Rodent studies reveal more about choline
Work with several collaborators concluded that pregnant rats who received four times the amount of choline during the five days of gestation (Day 11-17), when the hippocampus or memory center of the brain develops, gave birth to pups that exhibited elevated memory performance. These rats performed exceptionally well on memory tests - remembering where food was placed - at 2.5, 14, and 26 months after birth and throughout adulthood, compared to rats with no extra choline during development.
Zeisel ended his talk by discussing an environmental agent that interfered with choline. He and his team applied a high dose of diethanolamine (DEA), an additive in sunscreens and shampoos, to the skin of pregnant rodents for five days. Doing so lowered choline concentrations in the mothers' livers. DEA also reduced the amount of hippocampal cell division by half and increased the level of cell death in the pups in utero.
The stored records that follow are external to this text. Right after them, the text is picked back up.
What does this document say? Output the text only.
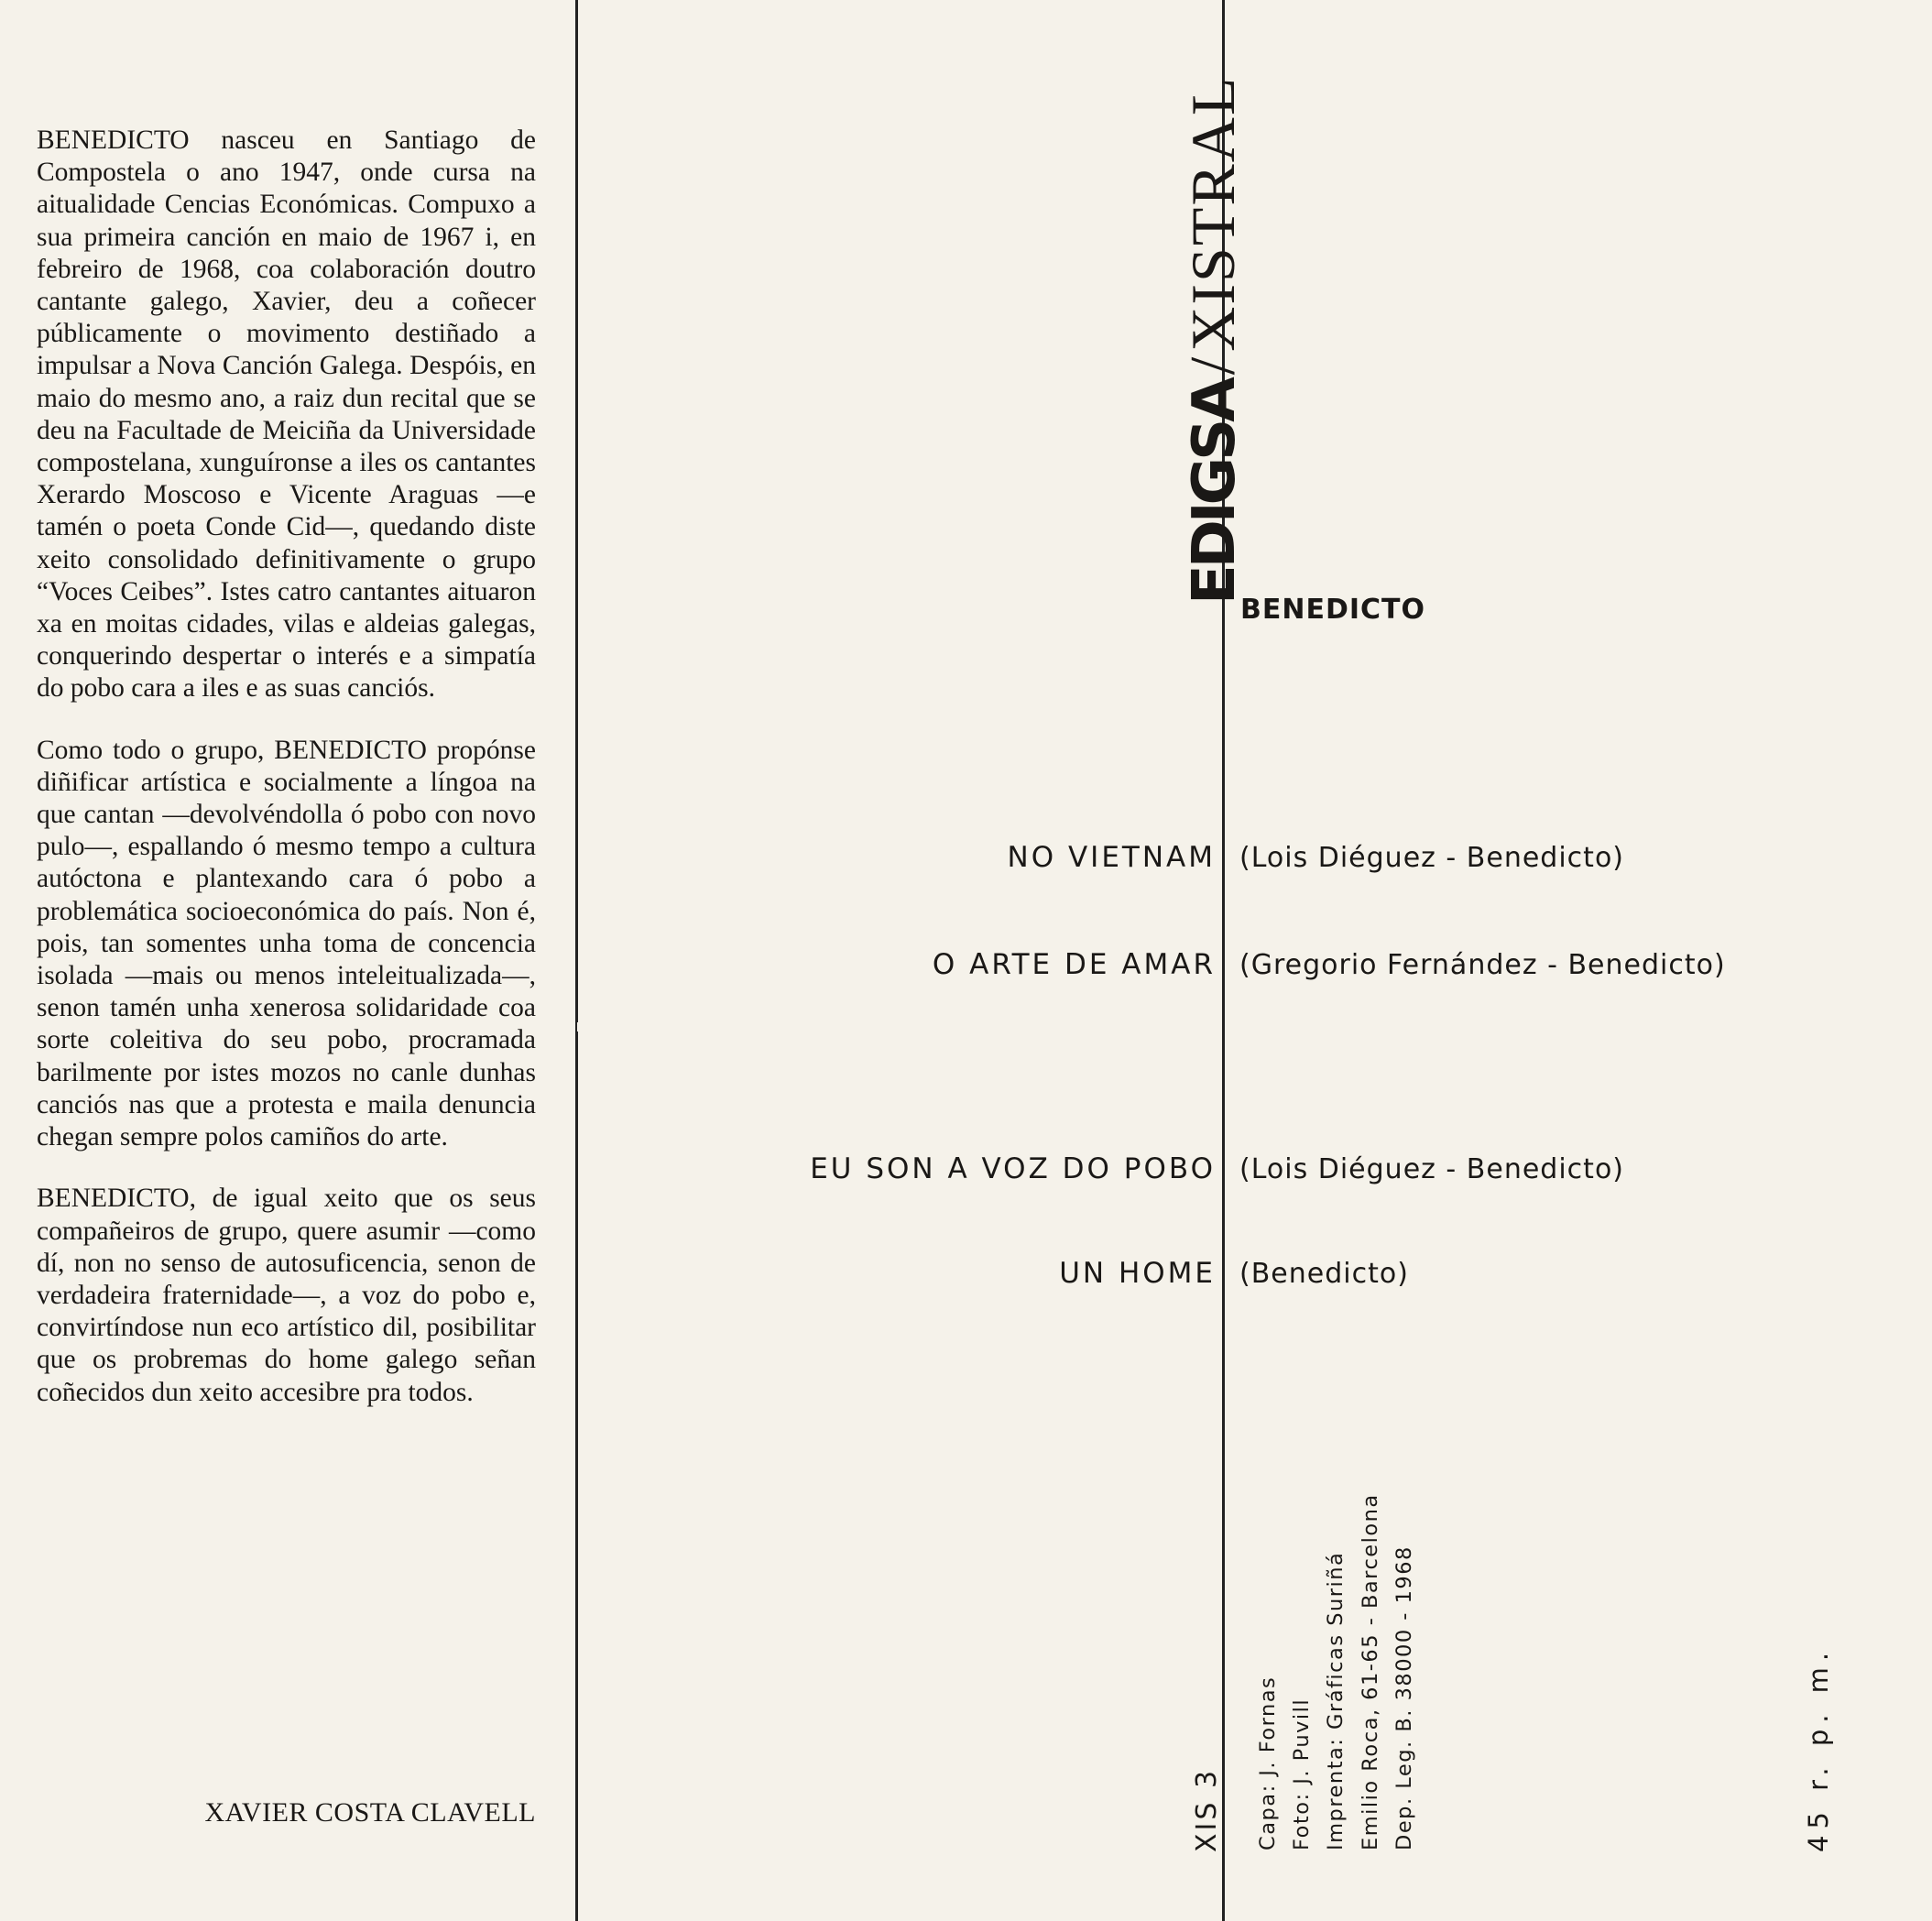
BENEDICTO nasceu en Santiago de Compostela o ano 1947, onde cursa na aitualidade Cencias Económicas. Compuxo a sua primeira canción en maio de 1967 i, en febreiro de 1968, coa colaboración doutro cantante galego, Xavier, deu a coñecer públicamente o movimento destiñado a impulsar a Nova Canción Galega. Despóis, en maio do mesmo ano, a raiz dun recital que se deu na Facultade de Meiciña da Universidade compostelana, xunguíronse a iles os cantantes Xerardo Moscoso e Vicente Araguas —e tamén o poeta Conde Cid—, quedando diste xeito consolidado definitivamente o grupo “Voces Ceibes”. Istes catro cantantes aituaron xa en moitas cidades, vilas e aldeias galegas, conquerindo despertar o interés e a simpatía do pobo cara a iles e as suas canciós.

Como todo o grupo, BENEDICTO propónse diñificar artística e socialmente a língoa na que cantan —devolvéndolla ó pobo con novo pulo—, espallando ó mesmo tempo a cultura autóctona e plantexando cara ó pobo a problemática socioeconómica do país. Non é, pois, tan somentes unha toma de concencia isolada —mais ou menos inteleitualizada—, senon tamén unha xenerosa solidaridade coa sorte coleitiva do seu pobo, procramada barilmente por istes mozos no canle dunhas canciós nas que a protesta e maila denuncia chegan sempre polos camiños do arte.

BENEDICTO, de igual xeito que os seus compañeiros de grupo, quere asumir —como dí, non no senso de autosuficencia, senon de verdadeira fraternidade—, a voz do pobo e, convirtíndose nun eco artístico dil, posibilitar que os probremas do home galego señan coñecidos dun xeito accesibre pra todos.

XAVIER COSTA CLAVELL
EDIGSA
/
XISTRAL
BENEDICTO
NO VIETNAM (Lois Diéguez - Benedicto)
O ARTE DE AMAR (Gregorio Fernández - Benedicto)
EU SON A VOZ DO POBO (Lois Diéguez - Benedicto)
UN HOME (Benedicto)
XIS 3 Capa: J. Fornas Foto: J. Puvill Imprenta: Gráficas Suriñá Emilio Roca, 61-65 - Barcelona Dep. Leg. B. 38000 - 1968	45 r. p. m.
"DEA is about one or two percent of sunscreens and shampoos, and consumers are probably only getting 10 percent of the exposure in our study," Zeisel urged, "but we don't know what effect these low exposures would have on women who use these products for nine months or a lifetime. The European Union has banned DEA in sunscreens and shampoos."
NIEHS/NTP Director Linda Birnbaum, Ph.D., hosted this year's Falk Lecture and presented Zeisel with a gift of appreciation following the seminar.